We compute: \(1^2+2^2+\dots+k^2+(k+1)^2\)

By the hypothesis: \(1^2+2^2+\dots+k^2+(k+1)^2 = \frac{k(k+1)(2k+1)}{6} + (k+1)^2\)

Factor out \(k+1\): \((k+1)\left(\frac{k(2k+1)}{6} + (k+1)\right)\)

Convert to a common denominator: \((k+1)\left(\frac{k(2k+1) + 6(k+1)}{6}\right)\)

\(k(2k+1)+6(k+1)=2k^2+k+6k+6=2k^2+7k+6=(k+2)(2k+3)\)

Therefore: \((k+1)\cdot\frac{(k+2)(2k+3)}{6} = \frac{(k+1)(k+2)(2k+3)}{6}\)
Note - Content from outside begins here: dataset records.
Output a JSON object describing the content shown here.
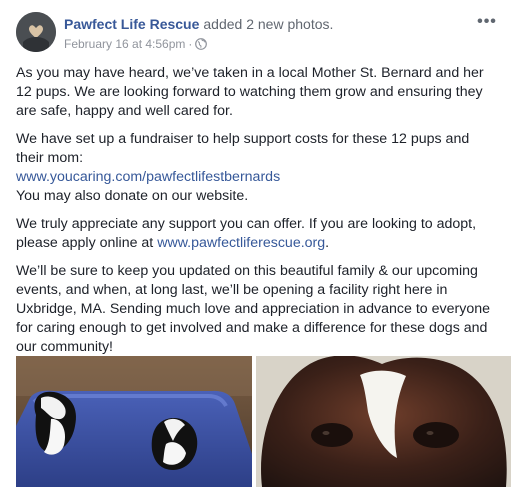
{
  "post": {
    "author": "Pawfect Life Rescue",
    "action": "added 2 new photos.",
    "timestamp": "February 16 at 4:56pm",
    "separator": "·",
    "privacy_icon": "globe-icon",
    "more_icon": "ellipsis-icon",
    "paragraphs": {
      "p1": "As you may have heard, we’ve taken in a local Mother St. Bernard and her 12 pups. We are looking forward to watching them grow and ensuring they are safe, happy and well cared for.",
      "p2_line1": "We have set up a fundraiser to help support costs for these 12 pups and their mom:",
      "p2_link": "www.youcaring.com/pawfectlifestbernards",
      "p2_line3": "You may also donate on our website.",
      "p3_text": "We truly appreciate any support you can offer. If you are looking to adopt, please apply online at ",
      "p3_link": "www.pawfectliferescue.org",
      "p3_end": ".",
      "p4": "We’ll be sure to keep you updated on this beautiful family & our upcoming events, and when, at long last, we’ll be opening a facility right here in Uxbridge, MA. Sending much love and appreciation in advance to everyone for caring enough to get involved and make a difference for these dogs and our community!"
    }
  },
  "colors": {
    "author_link": "#385898",
    "text": "#1d2129",
    "meta": "#90949c",
    "link": "#365899"
  }
}
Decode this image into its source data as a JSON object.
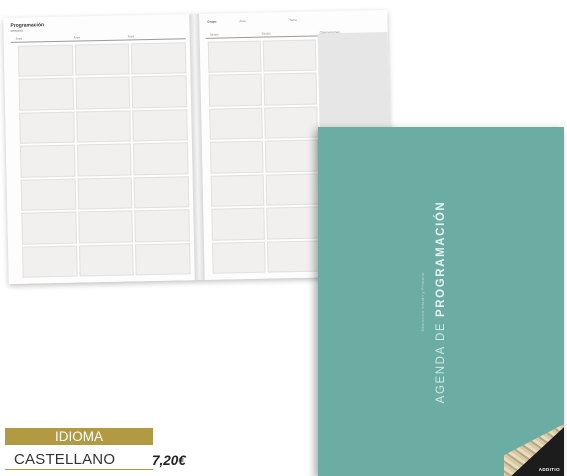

which is exactly: \(\frac{(k+1)((k+1)+1)(2(k+1)+1)}{6}\). ✔

---

Exercise 4 – Inequality: \(2^n \ge n+1\)

Statement: for all \(n\ge1\) it holds that \(2^n \ge n+1\).

Base:
\(n=1\): \(2^1 = 2 \ge 2 = 1+1\). ✔

Inductive hypothesis:
\(2^k \ge k+1\).

Step:

\(2^{k+1} = 2\cdot2^k \ge 2(k+1) = 2k+2\)

Compare with\(k+2\): \(2k+2 \ge k+2 \iff k \ge 0\) – which holds for all \(k\ge1\). ✔

---

Exercise 5 – Inequality: \(3^n > n^2\)

Statement: \(3^n > n^2\) for all \(n\ge1\).

Base:
\(n=1\): \(3^1=3>1=1^2\). \(n=2\): \(9>4\). ✔

Inductive hypothesis:
Assume that\(3^k>k^2\) For \(k\ge2\).

Step:

\(3^{k+1} = 3\cdot3^k > 3k^2\)

We want to show: \(3k^2 > (k+1)^2\).

\(3k^2 - (k+1)^2 = 3k^2 - (k^2+2k+1) = 2k^2 - 2k - 1\)

For \(k\ge2\) the expression is positive (direct check: for \(k=2\) we get \(8-4-1=3>0\), and it only increases). Therefore \(3^{k+1}>(k+1)^2\). ✔

---

Exercise 6 – Inequality with Factorial: \(n!\ge2^{n-1}\)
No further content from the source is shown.